Still, she found solace in her dah’s joy. To stoke that happiness, she kept steadfast in her studies. She also found pleasure in learning more about the world. It was like climbing out of the darkness of a root cellar and into a bright summer day. Shadows remained, mysteries yet to be revealed, but each year more of the darkness about the world lifted. The same curiosity with which she handled those blocks in the testing ward remained and grew with each tier gained.
“You will make it to your ninthyear,” her dah said. “I know it in my bones.”
She gathered his confidence into her heart and held it there. She would devote everything to make that happen.
If nothing else, for him.
Off in the distance, a ringing echoed from the heights of the Cloistery. It was the Summoning Bell. She had to be in her latterday studies before they rang again.

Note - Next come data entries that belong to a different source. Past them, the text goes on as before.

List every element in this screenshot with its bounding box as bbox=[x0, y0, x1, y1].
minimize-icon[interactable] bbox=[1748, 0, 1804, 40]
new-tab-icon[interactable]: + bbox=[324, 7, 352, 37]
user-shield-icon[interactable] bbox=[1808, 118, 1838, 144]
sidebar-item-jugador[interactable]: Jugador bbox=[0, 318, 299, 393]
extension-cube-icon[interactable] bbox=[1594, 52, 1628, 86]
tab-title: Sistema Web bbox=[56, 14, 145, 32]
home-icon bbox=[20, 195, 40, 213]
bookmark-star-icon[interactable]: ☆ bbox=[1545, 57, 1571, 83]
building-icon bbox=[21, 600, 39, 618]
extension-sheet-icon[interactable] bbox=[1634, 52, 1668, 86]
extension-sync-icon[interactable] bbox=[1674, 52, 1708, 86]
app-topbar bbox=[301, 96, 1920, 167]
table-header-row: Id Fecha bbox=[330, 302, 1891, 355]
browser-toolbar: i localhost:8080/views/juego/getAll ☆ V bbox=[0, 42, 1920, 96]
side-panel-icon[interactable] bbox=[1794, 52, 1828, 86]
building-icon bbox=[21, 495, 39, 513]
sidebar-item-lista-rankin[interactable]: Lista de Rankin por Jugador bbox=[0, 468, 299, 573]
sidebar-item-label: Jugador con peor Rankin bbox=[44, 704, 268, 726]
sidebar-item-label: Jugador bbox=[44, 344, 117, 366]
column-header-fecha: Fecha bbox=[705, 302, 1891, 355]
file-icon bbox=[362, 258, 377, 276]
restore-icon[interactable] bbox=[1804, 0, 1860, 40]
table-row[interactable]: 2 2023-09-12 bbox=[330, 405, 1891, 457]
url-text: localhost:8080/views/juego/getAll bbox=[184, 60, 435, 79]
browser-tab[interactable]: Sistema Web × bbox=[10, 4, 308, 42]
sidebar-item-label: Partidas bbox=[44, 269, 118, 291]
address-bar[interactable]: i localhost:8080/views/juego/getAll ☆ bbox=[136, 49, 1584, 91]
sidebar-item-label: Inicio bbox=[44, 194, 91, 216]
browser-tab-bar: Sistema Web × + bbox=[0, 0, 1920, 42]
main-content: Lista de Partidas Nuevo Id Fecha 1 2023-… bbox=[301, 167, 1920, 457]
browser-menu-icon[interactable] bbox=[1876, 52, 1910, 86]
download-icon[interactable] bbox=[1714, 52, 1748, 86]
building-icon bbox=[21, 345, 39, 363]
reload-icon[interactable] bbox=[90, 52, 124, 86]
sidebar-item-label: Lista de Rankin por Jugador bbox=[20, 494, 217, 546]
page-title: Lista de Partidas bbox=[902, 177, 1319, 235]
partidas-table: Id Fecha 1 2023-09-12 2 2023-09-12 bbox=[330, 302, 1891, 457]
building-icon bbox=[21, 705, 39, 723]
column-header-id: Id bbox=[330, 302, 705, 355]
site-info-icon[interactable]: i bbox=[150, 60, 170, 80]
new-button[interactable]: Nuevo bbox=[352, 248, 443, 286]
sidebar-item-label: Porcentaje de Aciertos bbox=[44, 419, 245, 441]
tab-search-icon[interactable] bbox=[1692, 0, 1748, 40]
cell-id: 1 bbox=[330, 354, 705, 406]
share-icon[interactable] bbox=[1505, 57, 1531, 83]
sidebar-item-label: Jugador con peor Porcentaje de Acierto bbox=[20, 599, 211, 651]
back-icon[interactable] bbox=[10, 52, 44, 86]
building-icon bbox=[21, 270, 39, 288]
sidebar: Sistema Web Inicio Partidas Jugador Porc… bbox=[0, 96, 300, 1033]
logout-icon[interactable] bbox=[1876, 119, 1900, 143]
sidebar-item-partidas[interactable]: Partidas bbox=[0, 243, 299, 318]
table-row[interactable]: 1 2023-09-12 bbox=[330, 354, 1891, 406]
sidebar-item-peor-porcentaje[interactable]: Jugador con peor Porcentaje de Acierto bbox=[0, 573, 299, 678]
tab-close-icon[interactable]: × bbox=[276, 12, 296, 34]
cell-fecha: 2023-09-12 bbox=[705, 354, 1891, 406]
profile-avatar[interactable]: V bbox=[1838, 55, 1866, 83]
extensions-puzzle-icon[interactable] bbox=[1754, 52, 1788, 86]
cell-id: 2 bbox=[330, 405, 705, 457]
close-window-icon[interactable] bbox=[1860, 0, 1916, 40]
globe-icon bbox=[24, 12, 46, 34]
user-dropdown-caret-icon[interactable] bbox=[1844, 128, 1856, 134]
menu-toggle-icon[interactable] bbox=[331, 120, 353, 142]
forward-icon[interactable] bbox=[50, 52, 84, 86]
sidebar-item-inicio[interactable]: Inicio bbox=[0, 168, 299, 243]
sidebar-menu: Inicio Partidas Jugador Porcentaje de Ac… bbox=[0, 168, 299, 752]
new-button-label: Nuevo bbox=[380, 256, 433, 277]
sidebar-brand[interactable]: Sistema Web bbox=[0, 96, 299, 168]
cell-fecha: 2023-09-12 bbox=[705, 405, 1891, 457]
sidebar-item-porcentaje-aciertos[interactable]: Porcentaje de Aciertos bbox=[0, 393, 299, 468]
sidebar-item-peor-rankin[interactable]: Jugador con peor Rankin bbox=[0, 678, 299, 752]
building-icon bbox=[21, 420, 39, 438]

She did not have much time.
Her dah heard it, too. “Best you get going, lass.”
She gained her feet by the hearth and reached to his hand, feeling the wiry muscles under thin skin, all wrapped around strong bones. She leaned and kissed him, finding his whiskered cheek as surely as a bee to a honeyclott.
“I’ll see you again when I can,” she promised him, remembering she had sworn the same earlier to Gramblebuck. She intended to keep that promise to both.
“Be good,” her dah said. “And remember the Mother is always looking out for you.”
As she headed toward the door, she smiled at her dah’s undying faith in both her and the Mother Below. She prayed it was not misplaced—not with either of them.